Sonoma County farm leaders look to build agritourism
A pair of Canada geese glided over spring-green hills and landed on the rippling surface of the pond at Tara Firma Farms outside Petaluma.
New rancher Kris Eldrige-Squire stepped onto the earthen dam and looked over sunlit waters hemmed in by grassy knolls and a strip of thick reeds.
“You can see why our family fell in love with it,” he said as he took in the view.
A year ago, Eldridge-Squire and his family purchased the 238-acre property, long known for its grass-fed cattle and pigs, its subscription deliveries of meat and organic vegetables and its regular farm events for city folk. The new owners plan to retain all those components, including free weekend farm tours and paid events like the October Pumpkins on Pikes, where lit jack-o’-lanterns are placed at dusk on poles in a field outside the spacious event barn.
“We want it to be a destination,” said Eldridge-Squire, who lives on the ranch with wife, Oona Eldridge-Squire, their young son, Rowan, and father-in-law Mark Squire, a partner in Good Earth grocery stores in Marin County. “We want families to come out to enjoy our farm, our land.”
Sonoma County has long attracted visitors to its farms to cut a Christmas tree, pick a pumpkin or buy produce at a farm stand. But agriculture leaders, particularly the younger among them, today are exploring new business opportunities in an era when the county has garnered a reputation for premium food and wine and when so many visitors want to enjoy special experiences on their getaways here. It will also serve them, they say, to have urban dwellers better understand where their food comes from.
“They want an adventure,” said Stephanie Larson, the county director for the UC Cooperative Extension. “That’s the big thing now.”
Larson is exploring with local tourism officials how to get tour groups and members of visiting business conferences to take a day exploring the county’s farms and food producers. For example, she said, such tours might include the chance to milk a cow, make cheese and have a farm-fresh lunch and a glass of wine.
Visitors hoping to set foot in farm country this spring can do so at the annual Farm Trails weekend on April 29-30. More than 40 farms and food producers, including Tara Firma Farms, will open their operations for the “Blossoms, Bees & Barnyard Babies” weekend. The event’s visitors can pet critters, buy products and take tours that focus on the growing of crops and animals.
By most accounts, the county’s farm tourism efforts remain fledgling. Ag leaders maintain that paid food tours, farm stays and private events could help farmers, just as on-farm food production, farmers markets and subscription food box sales have added to the bottom line.
“The new farm model is going to involve all of the above,” said Lynda Hopkins, a Sonoma County supervisor and a partner with husband Emmett Hopkins in the relatively new Foggy River Farm southwest of Windsor.

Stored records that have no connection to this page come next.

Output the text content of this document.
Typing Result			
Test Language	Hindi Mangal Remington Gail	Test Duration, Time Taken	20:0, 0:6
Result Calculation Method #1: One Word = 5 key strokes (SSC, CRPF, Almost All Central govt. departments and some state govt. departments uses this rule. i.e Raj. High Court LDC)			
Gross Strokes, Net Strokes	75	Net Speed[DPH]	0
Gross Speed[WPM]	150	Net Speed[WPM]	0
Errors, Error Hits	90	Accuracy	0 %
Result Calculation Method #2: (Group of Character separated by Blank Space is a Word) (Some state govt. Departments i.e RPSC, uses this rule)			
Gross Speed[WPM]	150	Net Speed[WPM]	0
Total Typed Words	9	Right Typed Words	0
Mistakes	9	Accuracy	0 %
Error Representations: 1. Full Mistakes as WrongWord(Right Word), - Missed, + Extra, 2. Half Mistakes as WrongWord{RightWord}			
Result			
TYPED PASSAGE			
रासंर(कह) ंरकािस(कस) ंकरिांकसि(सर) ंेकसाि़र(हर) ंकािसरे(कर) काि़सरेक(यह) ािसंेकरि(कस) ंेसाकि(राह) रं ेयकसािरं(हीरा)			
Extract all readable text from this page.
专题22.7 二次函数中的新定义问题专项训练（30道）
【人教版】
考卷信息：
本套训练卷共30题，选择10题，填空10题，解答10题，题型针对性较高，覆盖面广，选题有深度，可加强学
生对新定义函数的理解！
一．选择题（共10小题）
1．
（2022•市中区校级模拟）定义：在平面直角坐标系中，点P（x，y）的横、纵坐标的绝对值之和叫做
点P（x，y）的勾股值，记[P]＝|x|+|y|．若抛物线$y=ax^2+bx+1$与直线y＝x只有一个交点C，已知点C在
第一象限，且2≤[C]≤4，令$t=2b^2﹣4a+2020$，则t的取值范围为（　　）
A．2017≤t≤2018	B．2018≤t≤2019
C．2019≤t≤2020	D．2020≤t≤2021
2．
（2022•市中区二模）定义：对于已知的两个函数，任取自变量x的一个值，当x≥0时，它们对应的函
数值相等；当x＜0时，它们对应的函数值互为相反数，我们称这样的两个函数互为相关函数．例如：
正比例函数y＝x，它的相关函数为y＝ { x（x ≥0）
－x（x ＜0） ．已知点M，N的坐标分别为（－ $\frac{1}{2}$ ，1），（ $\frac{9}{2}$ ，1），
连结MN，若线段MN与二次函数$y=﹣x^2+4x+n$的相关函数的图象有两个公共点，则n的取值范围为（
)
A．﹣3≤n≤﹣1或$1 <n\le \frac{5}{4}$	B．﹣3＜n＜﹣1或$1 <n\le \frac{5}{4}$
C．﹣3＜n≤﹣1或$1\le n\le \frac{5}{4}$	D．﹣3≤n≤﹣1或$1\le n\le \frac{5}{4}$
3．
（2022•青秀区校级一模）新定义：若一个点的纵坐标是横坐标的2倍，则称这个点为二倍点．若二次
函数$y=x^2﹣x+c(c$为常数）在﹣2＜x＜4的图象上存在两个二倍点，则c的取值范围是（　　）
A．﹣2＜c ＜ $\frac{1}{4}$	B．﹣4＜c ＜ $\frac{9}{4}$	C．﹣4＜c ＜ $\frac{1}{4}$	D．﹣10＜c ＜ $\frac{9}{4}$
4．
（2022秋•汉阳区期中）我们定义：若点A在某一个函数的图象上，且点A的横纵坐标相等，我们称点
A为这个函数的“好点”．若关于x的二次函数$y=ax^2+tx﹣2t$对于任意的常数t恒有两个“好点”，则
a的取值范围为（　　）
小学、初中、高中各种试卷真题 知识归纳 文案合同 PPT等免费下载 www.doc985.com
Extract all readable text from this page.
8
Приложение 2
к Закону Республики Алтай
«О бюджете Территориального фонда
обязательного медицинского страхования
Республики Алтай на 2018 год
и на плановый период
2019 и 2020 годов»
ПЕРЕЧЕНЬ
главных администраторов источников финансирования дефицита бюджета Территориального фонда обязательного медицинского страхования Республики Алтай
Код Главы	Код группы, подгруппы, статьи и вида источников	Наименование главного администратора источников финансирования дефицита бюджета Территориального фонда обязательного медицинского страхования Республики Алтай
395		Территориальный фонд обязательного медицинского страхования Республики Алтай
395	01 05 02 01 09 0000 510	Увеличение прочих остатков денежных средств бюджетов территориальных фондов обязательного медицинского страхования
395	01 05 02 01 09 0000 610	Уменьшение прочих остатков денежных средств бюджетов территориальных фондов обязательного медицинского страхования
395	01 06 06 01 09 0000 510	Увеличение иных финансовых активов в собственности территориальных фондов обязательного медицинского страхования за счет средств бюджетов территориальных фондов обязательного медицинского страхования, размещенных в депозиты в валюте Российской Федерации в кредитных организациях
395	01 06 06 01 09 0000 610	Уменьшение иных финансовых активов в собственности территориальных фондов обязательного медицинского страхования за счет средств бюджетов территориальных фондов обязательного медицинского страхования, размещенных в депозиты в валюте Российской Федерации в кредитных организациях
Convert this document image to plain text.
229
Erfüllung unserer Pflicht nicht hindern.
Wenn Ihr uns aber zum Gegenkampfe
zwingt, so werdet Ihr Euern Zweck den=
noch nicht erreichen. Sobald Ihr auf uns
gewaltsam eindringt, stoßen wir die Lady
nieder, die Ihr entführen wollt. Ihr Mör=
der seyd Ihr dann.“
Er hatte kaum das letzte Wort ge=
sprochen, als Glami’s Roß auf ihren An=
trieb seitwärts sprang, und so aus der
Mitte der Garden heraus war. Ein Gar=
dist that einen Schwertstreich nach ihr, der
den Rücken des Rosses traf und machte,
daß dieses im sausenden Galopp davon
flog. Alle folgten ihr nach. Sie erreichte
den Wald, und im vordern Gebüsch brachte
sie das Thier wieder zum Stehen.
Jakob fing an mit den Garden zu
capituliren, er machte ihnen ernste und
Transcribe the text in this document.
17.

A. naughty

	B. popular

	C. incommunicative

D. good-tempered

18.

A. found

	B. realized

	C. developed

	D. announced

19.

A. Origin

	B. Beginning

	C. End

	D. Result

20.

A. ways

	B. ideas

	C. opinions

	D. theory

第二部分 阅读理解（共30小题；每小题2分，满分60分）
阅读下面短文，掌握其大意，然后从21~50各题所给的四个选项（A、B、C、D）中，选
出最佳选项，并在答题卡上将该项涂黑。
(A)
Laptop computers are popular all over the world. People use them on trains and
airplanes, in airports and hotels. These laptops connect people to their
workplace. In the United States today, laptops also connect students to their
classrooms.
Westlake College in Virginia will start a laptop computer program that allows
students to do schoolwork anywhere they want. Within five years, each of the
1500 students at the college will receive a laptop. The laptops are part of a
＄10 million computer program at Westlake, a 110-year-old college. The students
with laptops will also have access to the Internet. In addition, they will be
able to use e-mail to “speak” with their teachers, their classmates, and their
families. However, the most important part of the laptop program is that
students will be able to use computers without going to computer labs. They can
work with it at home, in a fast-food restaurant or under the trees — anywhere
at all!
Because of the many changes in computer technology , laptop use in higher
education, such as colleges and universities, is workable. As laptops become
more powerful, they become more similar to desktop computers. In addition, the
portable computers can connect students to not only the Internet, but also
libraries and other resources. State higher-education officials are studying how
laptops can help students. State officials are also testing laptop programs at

The county has a long tradition of attracting visitors to take in the spring apple blossoms in west county and other farm experiences, Hopkins said. But new opportunities mean that today’s farmers “are going to have to think out of the box.”
And, ag leaders say, farmers already have a model to follow in the county: the wine industry.
“It is the standard in this region of how agritourism works,” Sonoma State University economist Robert Eyler told attendees this February at an agritourism conference held in Petaluma.
Over the last decade, the North Bay’s artisan cheese makers also have enjoyed success in attracting visitors, Eyler said, and companies in the wine and cheese sectors might benefit from working together on tourism because “they compliment each other.”
The agritourism conference, sponsored by the ?UC Cooperative Extensions in Marin and Sonoma counties, featured a Marin County dairy family that has branched out into both food production and special events to attract farm visitors.
The Giacomini family, which has been ranching on Tomales Bay since 1959, started to produce a classic blue style cheese in 2000 under its new Point Reyes Farmstead Cheese Company. Then in 2010, the family opened The Fork, a culinary education center on the ranch that offers classes, private dinners and tours.
“It’s about giving our guests a deeper connection about what farm-to-table means,” said Jill Giacomini Basch. She acknowledged the family looked to the winery world to help fashion The Fork’s offerings.
Marin County has another example of how to connect farms and tourists. Its West Marin Food and Farm Tours regularly takes a van load of visitors on trips to farms, bakeries, cheesemakers and oyster operations. Its “Flavors of West Marin Tour” costs $195 per person.